Kfir, Ariel Bibas’ bodies returned to Israel in Hamas ceasefire deal


Theirs were the faces that broke hearts.

Two small, red-headed Israeli boys, with picture-perfect smiles and hair so fiery that people dressed in orange to remind the world they had not been seen in over a year. A terrified mother clinging to both of her sons while all three were captured by Hamas militants on Oct. 7, 2023.

Sixteen months of anguished family members, community members and world leaders asking, “Where are they?”

At last, the world knows their fate.

Hamas leaders turned over the bodies of Shiri Bibas and her two sons, Kfir Bibas and his older brother, Ariel, on Thursday, bringing an end to a saga that has gripped the attention of so many around the world for more than 16 months.

The body of a fourth slain hostage, journalist and peace activist Oded Lifshitz, was also released Thursday. Hamas is expected to release six living hostages on Saturday.

Hamas had claimed in November 2023 that the Bibas boys and their mother had been killed in an Israeli airstrike but offered no evidence. Israel’s military said at the time it could not confirm their deaths, but later acknowledged it was gravely concerned about their welfare.

On Wednesday, The Hostages and Missing Families Forum, a volunteer organization aimed at bringing Israel hostages home, confirmed the news of their deaths.

“This news cuts like a knife through our hearts, the families’ hearts and the hearts of people all over the world,” the forum said in a press release, adding, “They weren’t just names – they were beloved people, with families who cherished them, with dreams and futures stolen from them.”

The last time Shiri Bibas and her sons were seen alive was in a video, circulated widely on social media, showing gunmen abducting the mother, anguish etched on her face, as both children hold still, pressed together in her arms.

Kfir was just 9 months old and Ariel was 4 years old when they were kidnapped along with their parents, as Hamas fighters tore through Israel’s border towns in the Oct. 7 attack that killed 1,200 people and took more than 200 others hostage. More than 47,000 Palestinians have been killed in Israeli attacks since, according to Gaza medical officials.

The Bibas boys were the youngest Israeli hostages and the only children still held in captivity by Hamas after 100 hostages were released in a short-lived ceasefire agreement in November 2023.

Their father, Yarden, 34, who had been kidnapped separately and held in a different part of Gaza, was released weeks ago, on Feb. 1, through a new ceasefire deal between Israel and Hamas. The first phase of the deal called for Hamas to turn over 33 hostages in exchange for the release of hundreds of Palestinian prisoners held in Israel.
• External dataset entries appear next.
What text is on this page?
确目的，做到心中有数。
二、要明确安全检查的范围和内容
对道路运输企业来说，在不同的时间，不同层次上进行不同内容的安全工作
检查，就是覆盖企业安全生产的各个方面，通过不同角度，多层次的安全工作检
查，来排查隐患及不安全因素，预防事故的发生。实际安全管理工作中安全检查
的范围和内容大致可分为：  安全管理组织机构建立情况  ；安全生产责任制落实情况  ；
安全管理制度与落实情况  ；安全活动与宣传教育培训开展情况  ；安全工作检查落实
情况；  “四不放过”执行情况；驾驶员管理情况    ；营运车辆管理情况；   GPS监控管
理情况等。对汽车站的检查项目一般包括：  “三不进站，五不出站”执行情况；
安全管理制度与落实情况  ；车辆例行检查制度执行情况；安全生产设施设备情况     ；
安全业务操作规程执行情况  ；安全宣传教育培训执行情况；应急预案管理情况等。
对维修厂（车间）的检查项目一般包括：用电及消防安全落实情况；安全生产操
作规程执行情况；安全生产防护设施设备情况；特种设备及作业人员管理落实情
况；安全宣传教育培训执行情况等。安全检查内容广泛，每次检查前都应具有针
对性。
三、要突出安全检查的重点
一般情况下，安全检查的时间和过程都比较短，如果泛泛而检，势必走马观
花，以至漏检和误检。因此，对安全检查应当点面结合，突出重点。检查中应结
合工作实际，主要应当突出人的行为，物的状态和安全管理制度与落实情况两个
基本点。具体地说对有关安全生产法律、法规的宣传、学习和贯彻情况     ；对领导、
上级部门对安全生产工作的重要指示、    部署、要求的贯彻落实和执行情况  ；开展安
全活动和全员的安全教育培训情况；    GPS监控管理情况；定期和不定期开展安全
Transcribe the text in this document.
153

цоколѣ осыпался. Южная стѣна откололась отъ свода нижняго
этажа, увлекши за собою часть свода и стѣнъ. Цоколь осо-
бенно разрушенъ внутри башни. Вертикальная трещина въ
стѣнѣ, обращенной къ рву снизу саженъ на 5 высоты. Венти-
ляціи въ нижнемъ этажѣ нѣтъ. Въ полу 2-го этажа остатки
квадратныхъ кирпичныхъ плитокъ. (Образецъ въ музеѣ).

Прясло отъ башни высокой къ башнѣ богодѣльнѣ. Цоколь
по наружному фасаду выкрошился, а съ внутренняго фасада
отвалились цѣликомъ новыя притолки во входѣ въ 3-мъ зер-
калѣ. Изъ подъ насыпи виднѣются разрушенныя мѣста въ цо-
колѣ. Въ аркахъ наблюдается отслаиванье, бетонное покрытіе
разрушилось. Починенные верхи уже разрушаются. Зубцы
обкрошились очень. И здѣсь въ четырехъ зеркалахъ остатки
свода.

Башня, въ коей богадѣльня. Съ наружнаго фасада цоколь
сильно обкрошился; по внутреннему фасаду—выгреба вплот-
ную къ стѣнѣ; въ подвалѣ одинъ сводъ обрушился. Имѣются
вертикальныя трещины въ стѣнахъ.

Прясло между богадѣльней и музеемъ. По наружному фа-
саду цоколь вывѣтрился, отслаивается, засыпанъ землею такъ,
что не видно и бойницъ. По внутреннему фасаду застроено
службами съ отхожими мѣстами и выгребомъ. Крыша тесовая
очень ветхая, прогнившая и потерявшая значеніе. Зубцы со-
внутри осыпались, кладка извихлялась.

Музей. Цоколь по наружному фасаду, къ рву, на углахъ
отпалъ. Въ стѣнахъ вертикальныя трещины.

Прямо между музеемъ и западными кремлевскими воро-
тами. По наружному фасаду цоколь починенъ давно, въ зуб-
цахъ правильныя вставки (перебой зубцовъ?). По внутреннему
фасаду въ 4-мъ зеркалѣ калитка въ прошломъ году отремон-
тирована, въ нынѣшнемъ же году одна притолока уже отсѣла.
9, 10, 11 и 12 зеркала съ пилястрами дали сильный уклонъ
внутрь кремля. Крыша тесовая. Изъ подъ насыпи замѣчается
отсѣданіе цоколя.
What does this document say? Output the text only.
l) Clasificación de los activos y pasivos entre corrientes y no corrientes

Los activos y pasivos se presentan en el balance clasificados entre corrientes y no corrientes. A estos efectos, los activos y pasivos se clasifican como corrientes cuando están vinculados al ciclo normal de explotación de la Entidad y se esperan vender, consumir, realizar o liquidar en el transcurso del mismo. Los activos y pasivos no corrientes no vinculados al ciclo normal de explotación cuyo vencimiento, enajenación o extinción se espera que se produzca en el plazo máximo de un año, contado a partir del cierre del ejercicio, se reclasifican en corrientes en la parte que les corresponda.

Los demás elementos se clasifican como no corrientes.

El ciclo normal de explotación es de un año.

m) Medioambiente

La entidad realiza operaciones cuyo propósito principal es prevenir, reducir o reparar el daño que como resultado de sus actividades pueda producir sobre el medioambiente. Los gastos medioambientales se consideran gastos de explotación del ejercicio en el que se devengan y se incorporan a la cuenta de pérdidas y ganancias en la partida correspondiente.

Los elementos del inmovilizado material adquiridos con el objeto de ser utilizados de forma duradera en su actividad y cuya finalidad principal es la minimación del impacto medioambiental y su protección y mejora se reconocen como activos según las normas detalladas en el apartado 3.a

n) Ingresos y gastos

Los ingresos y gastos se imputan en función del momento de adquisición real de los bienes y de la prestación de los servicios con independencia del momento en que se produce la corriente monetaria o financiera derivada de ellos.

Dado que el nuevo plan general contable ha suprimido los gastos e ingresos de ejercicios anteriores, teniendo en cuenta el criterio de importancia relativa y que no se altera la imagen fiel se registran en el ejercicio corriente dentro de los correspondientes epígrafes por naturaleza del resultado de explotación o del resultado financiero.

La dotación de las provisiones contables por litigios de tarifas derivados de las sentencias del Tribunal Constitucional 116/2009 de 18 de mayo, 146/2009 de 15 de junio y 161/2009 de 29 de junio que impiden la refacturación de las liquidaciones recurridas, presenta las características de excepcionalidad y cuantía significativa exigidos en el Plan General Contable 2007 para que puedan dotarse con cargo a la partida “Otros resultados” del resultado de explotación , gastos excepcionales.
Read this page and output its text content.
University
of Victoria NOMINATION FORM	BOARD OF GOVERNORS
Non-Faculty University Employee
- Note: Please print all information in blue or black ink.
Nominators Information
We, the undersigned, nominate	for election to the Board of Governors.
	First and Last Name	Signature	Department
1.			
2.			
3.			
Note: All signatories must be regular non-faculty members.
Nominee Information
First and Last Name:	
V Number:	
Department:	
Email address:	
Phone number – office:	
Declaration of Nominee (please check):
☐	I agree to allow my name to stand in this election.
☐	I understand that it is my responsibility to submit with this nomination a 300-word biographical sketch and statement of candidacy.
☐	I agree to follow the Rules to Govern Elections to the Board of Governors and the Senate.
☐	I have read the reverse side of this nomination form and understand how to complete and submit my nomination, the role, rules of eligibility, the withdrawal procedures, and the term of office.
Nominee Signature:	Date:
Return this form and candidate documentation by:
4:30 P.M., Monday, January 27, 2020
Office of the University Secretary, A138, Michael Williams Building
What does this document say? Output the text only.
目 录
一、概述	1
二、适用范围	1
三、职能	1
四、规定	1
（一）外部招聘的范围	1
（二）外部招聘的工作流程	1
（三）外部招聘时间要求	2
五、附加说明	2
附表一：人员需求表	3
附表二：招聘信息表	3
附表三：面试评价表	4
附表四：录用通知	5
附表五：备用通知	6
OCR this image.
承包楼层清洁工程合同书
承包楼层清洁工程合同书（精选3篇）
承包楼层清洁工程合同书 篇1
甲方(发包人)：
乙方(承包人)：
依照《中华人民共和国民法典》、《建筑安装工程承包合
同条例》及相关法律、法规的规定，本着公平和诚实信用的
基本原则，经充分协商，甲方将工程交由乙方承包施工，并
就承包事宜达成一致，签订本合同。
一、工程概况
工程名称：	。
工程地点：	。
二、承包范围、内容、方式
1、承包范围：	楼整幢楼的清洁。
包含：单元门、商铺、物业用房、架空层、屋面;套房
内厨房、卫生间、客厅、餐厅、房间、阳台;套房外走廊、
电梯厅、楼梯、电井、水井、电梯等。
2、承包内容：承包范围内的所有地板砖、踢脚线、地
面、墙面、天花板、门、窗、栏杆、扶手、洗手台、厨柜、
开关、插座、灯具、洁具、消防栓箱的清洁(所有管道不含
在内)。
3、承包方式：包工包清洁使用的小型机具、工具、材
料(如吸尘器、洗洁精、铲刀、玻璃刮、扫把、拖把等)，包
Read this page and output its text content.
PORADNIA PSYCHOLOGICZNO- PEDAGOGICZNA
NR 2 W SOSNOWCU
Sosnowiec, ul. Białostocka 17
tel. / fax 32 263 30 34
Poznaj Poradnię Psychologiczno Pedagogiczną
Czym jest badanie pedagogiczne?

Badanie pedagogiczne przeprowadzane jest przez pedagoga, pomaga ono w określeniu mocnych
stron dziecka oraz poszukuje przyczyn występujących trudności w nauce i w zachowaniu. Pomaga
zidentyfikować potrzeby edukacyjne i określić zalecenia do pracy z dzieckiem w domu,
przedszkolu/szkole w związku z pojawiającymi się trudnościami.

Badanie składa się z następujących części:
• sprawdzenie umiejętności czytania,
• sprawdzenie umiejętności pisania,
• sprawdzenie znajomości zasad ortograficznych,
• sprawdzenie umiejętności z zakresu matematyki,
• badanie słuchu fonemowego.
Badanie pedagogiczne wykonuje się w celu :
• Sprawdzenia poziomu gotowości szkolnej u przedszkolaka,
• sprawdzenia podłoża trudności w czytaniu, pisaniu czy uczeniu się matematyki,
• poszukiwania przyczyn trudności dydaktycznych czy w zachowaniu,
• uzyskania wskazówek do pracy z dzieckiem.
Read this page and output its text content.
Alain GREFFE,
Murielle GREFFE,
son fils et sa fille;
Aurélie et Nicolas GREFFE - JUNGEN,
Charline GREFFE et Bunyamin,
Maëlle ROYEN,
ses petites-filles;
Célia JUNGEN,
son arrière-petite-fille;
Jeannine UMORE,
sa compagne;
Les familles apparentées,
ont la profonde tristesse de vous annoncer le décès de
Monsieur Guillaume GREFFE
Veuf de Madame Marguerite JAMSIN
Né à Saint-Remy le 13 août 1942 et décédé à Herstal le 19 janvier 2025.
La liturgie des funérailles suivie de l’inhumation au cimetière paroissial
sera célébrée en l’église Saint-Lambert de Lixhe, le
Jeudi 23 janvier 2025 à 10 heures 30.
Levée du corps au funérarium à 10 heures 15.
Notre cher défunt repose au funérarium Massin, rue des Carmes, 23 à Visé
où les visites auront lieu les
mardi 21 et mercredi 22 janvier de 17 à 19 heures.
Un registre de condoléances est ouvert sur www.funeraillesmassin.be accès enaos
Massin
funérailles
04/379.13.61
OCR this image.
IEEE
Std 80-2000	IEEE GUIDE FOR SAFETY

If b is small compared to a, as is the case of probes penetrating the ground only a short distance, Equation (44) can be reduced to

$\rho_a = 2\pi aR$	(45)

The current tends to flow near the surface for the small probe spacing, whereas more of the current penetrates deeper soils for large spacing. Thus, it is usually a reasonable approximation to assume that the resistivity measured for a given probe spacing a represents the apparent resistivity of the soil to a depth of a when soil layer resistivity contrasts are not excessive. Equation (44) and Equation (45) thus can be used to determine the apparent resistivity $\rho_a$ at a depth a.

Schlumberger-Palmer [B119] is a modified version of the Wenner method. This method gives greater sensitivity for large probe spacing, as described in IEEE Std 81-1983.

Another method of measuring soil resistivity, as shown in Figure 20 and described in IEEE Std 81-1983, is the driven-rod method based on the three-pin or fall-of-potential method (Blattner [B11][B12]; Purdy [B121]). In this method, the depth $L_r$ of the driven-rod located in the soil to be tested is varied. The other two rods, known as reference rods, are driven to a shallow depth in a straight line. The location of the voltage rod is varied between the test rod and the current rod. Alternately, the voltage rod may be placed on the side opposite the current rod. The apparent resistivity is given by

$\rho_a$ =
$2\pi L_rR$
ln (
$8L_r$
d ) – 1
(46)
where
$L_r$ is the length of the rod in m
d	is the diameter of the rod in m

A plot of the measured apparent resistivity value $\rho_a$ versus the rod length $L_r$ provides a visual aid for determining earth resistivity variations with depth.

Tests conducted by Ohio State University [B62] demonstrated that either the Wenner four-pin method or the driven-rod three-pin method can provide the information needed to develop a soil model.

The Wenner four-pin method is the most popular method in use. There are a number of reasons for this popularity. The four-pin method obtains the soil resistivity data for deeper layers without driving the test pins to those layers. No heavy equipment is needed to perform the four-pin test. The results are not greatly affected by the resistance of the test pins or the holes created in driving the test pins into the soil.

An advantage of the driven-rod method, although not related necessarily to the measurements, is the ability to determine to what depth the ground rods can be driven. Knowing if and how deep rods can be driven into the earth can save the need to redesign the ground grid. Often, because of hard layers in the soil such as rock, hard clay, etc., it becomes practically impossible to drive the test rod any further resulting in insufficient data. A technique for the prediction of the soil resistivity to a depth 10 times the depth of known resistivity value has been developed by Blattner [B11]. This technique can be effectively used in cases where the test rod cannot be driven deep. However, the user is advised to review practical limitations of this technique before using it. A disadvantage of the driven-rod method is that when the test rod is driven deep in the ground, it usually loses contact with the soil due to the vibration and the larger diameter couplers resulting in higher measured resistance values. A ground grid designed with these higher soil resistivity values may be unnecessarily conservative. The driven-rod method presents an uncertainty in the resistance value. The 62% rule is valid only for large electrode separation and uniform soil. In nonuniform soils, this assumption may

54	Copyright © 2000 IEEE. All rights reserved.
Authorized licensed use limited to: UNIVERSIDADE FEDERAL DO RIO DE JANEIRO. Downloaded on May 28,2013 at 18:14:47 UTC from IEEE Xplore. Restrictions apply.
In turn, Israel was to stop its attacks in Gaza for six months and begin to withdraw its troops from populated areas.

For the hostages’ families, news of the agreement stirred both hopes and fears. Many had received no word on whether their loved ones were still alive.

“The families cannot stand it anymore,” said Yosi Shnaider, Shiri Bibas’ cousin, when her fate and her children’s were unknown. “I have no words to describe how difficult it is.”

Following Yarden Bibas’ release, the family clung to hope that his wife and sons would soon be set free.

In captivity, they had become symbols of the deadliest assault on Jews since the Holocaust.

Photos of the boys were plastered on the sides of buildings around the world. In one, infant Kfir holds a small pink elephant, a big smile stretched across his tiny face. In another, Ariel looks quizzically into the camera, smiling like his brother.

“Bring him home now!” demanded the caption.

They inspired art and songs, prayers and protests as an anxious world waited for news of their fate.

Kfir would have turned 2 in January.